Syria has handed over to Turkey 22 people suspected of involvement in deadly suicide attacks in Istanbul, Anatolian news agency reported on Sunday, a day after another suspect was charged with seeking to topple the state. The suspects fled Turkey after last month's bombings in which 61 people died, the state-run agency said, quoting Turkish security services. Several of those detained were believed to have links with Azad Ekinci, who investigators suspect was a key planner of the attacks, the agency added. Ekinci is believed to have escaped from Turkey.
■ United States
Bishops pan gay marriage
Catholic bishops in Massachusetts on Sunday strongly denounced gay marriages in a letter read at church services on the first weekend of advent. The bishops described as a "national tragedy" a recent court ruling by the state's top court, in which same-sex marriages would be permitted.
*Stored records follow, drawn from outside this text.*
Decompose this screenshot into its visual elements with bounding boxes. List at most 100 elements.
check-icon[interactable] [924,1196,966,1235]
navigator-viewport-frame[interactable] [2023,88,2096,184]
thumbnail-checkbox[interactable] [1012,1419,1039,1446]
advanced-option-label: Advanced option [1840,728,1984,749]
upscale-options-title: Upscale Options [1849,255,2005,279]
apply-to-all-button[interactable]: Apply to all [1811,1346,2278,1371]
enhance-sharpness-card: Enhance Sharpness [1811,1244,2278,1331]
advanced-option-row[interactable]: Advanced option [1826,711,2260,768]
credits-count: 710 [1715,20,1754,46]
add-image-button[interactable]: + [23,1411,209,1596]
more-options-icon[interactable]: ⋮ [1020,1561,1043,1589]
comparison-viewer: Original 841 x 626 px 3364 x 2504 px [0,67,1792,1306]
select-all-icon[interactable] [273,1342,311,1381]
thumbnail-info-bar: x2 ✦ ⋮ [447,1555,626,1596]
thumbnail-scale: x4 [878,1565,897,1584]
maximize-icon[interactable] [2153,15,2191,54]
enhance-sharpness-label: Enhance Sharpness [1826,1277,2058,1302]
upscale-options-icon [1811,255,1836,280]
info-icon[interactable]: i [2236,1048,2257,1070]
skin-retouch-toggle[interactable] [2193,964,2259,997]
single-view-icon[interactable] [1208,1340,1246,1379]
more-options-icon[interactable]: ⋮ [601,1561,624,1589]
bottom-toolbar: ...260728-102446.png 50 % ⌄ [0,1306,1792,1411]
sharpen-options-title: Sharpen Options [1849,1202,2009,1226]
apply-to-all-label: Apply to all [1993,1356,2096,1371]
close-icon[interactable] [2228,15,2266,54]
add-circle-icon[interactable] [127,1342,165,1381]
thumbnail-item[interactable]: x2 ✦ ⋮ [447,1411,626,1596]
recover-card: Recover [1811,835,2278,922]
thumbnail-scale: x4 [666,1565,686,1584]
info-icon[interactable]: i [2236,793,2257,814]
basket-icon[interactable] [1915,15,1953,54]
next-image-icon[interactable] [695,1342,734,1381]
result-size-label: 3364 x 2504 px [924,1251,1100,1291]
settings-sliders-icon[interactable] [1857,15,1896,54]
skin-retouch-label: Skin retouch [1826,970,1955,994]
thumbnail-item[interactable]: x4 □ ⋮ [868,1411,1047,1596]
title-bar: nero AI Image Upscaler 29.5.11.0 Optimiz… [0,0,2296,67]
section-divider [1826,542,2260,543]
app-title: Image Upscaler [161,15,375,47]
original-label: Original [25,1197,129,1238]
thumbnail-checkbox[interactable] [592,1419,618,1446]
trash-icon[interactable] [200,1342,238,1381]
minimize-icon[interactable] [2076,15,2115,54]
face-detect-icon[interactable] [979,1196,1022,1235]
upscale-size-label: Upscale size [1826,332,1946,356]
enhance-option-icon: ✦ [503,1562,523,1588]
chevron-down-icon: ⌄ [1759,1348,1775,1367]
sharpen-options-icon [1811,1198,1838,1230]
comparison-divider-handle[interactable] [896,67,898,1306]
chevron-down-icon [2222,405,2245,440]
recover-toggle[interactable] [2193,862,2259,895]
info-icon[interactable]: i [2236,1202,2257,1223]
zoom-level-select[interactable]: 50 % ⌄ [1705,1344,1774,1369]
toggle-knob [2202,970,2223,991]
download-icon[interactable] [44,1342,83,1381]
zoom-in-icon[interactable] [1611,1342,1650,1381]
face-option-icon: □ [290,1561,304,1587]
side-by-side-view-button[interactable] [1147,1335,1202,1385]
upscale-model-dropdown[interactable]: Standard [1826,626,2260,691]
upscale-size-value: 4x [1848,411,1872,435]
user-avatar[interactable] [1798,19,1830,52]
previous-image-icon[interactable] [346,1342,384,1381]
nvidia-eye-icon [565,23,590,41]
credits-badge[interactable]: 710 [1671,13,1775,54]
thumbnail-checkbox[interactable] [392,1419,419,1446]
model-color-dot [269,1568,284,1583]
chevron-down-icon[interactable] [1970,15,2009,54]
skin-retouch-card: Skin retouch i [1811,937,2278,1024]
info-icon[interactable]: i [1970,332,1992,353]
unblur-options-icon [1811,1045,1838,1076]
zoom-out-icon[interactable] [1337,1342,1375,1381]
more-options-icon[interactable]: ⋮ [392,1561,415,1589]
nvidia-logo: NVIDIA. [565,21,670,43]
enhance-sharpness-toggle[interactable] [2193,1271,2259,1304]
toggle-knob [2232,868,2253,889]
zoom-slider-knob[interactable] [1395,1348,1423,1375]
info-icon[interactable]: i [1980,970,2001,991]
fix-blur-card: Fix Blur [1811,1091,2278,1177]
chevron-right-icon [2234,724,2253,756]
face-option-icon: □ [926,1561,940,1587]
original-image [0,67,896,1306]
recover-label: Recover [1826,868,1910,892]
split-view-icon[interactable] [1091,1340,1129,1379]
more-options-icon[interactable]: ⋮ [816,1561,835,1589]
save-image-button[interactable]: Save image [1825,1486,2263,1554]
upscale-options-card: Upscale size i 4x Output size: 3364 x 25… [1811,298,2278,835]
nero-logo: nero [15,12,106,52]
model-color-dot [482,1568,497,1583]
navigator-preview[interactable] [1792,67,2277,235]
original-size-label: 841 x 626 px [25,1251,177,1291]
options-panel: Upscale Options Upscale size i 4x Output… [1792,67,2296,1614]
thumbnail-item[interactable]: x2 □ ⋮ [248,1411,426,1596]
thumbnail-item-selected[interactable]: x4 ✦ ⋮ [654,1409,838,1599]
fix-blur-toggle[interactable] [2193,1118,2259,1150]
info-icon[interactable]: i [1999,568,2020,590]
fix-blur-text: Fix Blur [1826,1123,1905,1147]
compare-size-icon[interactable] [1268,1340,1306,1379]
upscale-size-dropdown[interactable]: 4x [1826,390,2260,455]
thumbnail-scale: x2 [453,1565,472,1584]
The ruling undermined marriage, which was a gift from God and the foundation of family and society, the bishops said, urging that marriage should not be redefined to include single-sex relationships.
The bishops demanded
an amendment to the Constitution which would stipulate that the term marriage be reserved for relationships between men and women.
■ Lithuania
Impeachment looms
Thousands of Lithuanians demonstrated in the capital on Sunday to demand the resignation of President Rolandas Paksas on the eve of a report expected to recommend impeachment in a corruption scandal. Demonstrators proceeded from Vilnius' central square towards the parliament in response to allegations that Paksas' office has links with the mafia. The protest
came after the head of the parliamentary committee probing the allegations, which have rocked the Baltic country six months before EU and NATO entry, said enough information had been received to lead to Paksas' impeachment when the committee published its findings yesterday.
■ United Kingdom
Irish PM optimistic on talks
Protestant hard-liners are right to criticize how Northern Ireland's previous power-sharing government worked and should negotiate to make the system work better next time, Irish Prime Minister Bertie Ahern said Sunday. He said the victory of Ian Paisley's Democratic Unionist Party in elections last week for the Northern Ireland Assembly doesn't spell the end of efforts to forge a stable Protestant-Catholic government for the British territory. He said he expected multiparty negotiations to start next month. Ahern said he agreed that Northern Ireland's four-party administration had been chronically unstable.
■ Georgia
Elections chief named
Georgia's parliament on Sunday confirmed as the new election commission chairman the head of an organization that conducted independent monitoring of the fraudulent parliament vote that led to President Eduard Shevardnadze's removal from office. Zurab Chiaberashvili was confirmed with only one deputy voting against him. One of his main tasks will be to prevent fraud in the Jan. 4 vote to find a replacement for Shevardnadze, who resigned last week after pressure from thousands of protesters angered by the Nov. 2 election.